Beijing’s new coal suppliers are hurting Australian producers, who are losing premiums paid by Chinese customers. But it also hurts China’s electricity generators and steelmakers, especially since Australian coal is often more environmentally friendly than its competitors.
“China is spending money on its trade diversion because it is not buying from the most efficient customer or getting so many quality products,” said Mark Melatos of the University of Sydney.
Australian barley exporters have also entered new markets after China introduced 80 per cent tariffs in May 2020 following anti-dumping inquiries.
“It simply came to our notice then [anti-dumping] “Although it should have been done remotely thanks to Covid-19,” said Ason Eason Craig of the Grain Cooperative CBH Group.
CBH reopened the Saudi market, sending its first shipment to Mexico last year, mitigating the blow of losing China. However, these new markets have not paid off surcharge: Chinese buyers did so, costing the entire industry about $ 400 million.

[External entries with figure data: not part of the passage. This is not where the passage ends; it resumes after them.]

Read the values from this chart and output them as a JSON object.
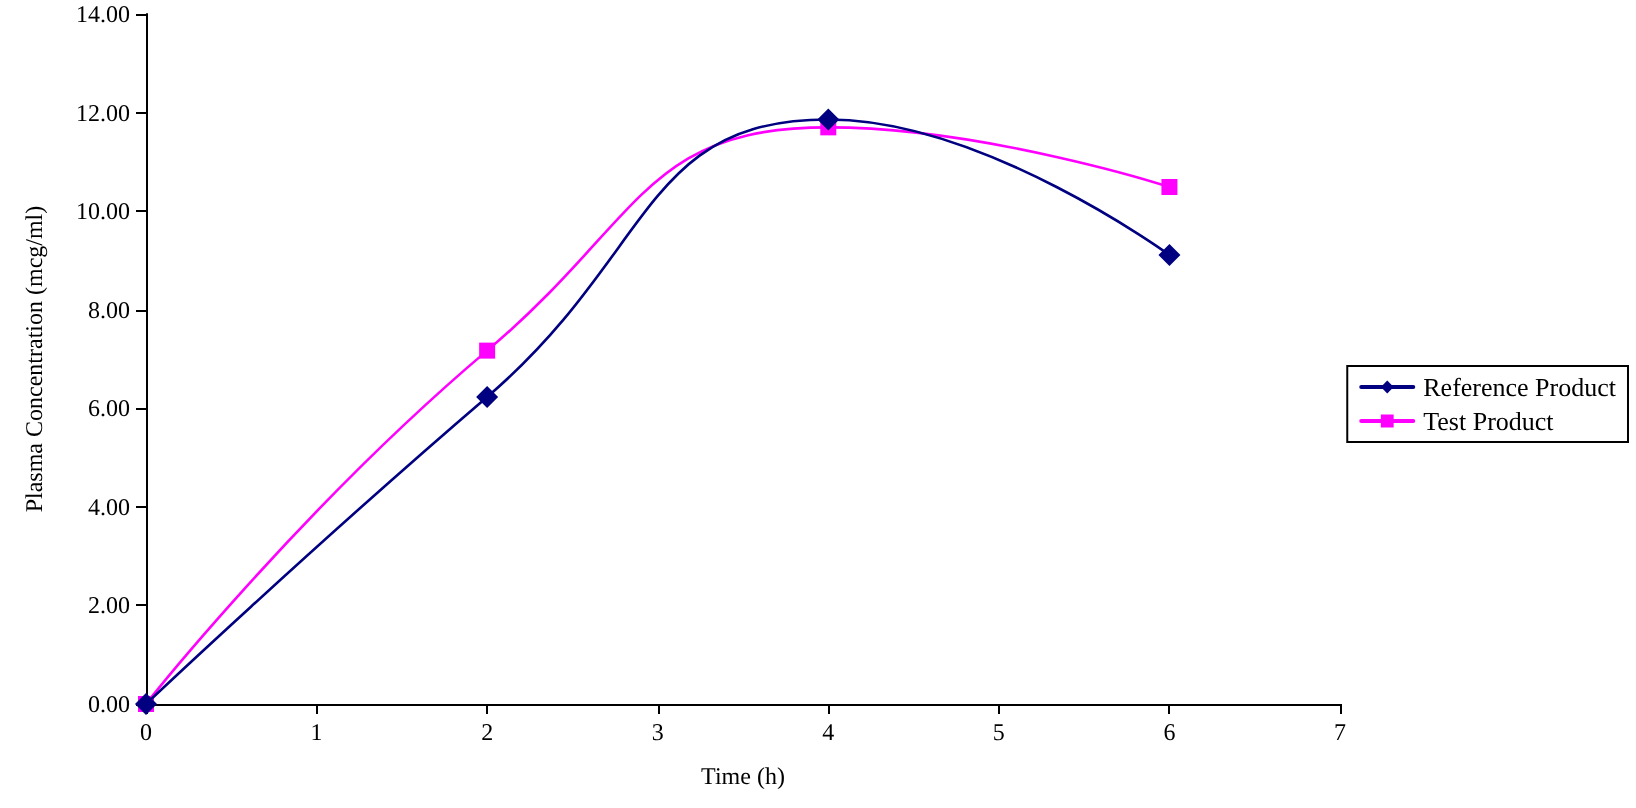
{
  "chart_data": {
    "type": "line",
    "xlabel": "Time (h)",
    "ylabel": "Plasma Concentration (mcg/ml)",
    "x": [
      0,
      2,
      4,
      6
    ],
    "series": [
      {
        "name": "Reference Product",
        "color": "#000080",
        "marker": "diamond",
        "values": [
          0,
          6.23,
          11.86,
          9.11
        ]
      },
      {
        "name": "Test Product",
        "color": "#ff00ff",
        "marker": "square",
        "values": [
          0,
          7.17,
          11.7,
          10.49
        ]
      }
    ],
    "xlim": [
      0,
      7
    ],
    "xticks": [
      0,
      1,
      2,
      3,
      4,
      5,
      6,
      7
    ],
    "ylim": [
      0,
      14
    ],
    "yticks": [
      {
        "value": 0,
        "label": "0.00"
      },
      {
        "value": 2,
        "label": "2.00"
      },
      {
        "value": 4,
        "label": "4.00"
      },
      {
        "value": 6,
        "label": "6.00"
      },
      {
        "value": 8,
        "label": "8.00"
      },
      {
        "value": 10,
        "label": "10.00"
      },
      {
        "value": 12,
        "label": "12.00"
      },
      {
        "value": 14,
        "label": "14.00"
      }
    ],
    "grid": false,
    "legend": "right",
    "line_style": "solid"
  }
}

Not all areas are so effectively concentrated. When Chinese customs officers left $ 2 million Australian lobsters At the Shanghai airport in November, according to their security checks, the $ 750 million live export industry came to a halt.
“The big difference is that the Chinese pay twice as much for live lobster as other markets,” said Matt Taylor, executive director of the Rock Omar Board of Western Australia.
The industry has diverted crayfish to South Korea, the United States and all of Australia, but opening up new markets is difficult given the epidemic.
Similarly, there was the Australian wine industry with a hammer At China’s tariffs of up to 218 percent, which plunged exports by 96 percent between December and March, it was only $ 12 million.
“Rock crabs, wine և now table grapes have hit hard, as China was the only business market to take over the export volumes of Australian producers,” said Effrey Wilson of the Perth USA Research Center.
But rising commodity prices over the past year have helped manufacturers adjust to the loss of premiums paid by Chinese customers, he added.
“Instead of stopping Australian exports, what we have seen is an adjustment to global markets around barriers,” he said. “There will always be a market for almost all Australian exports, even at slightly lower prices.”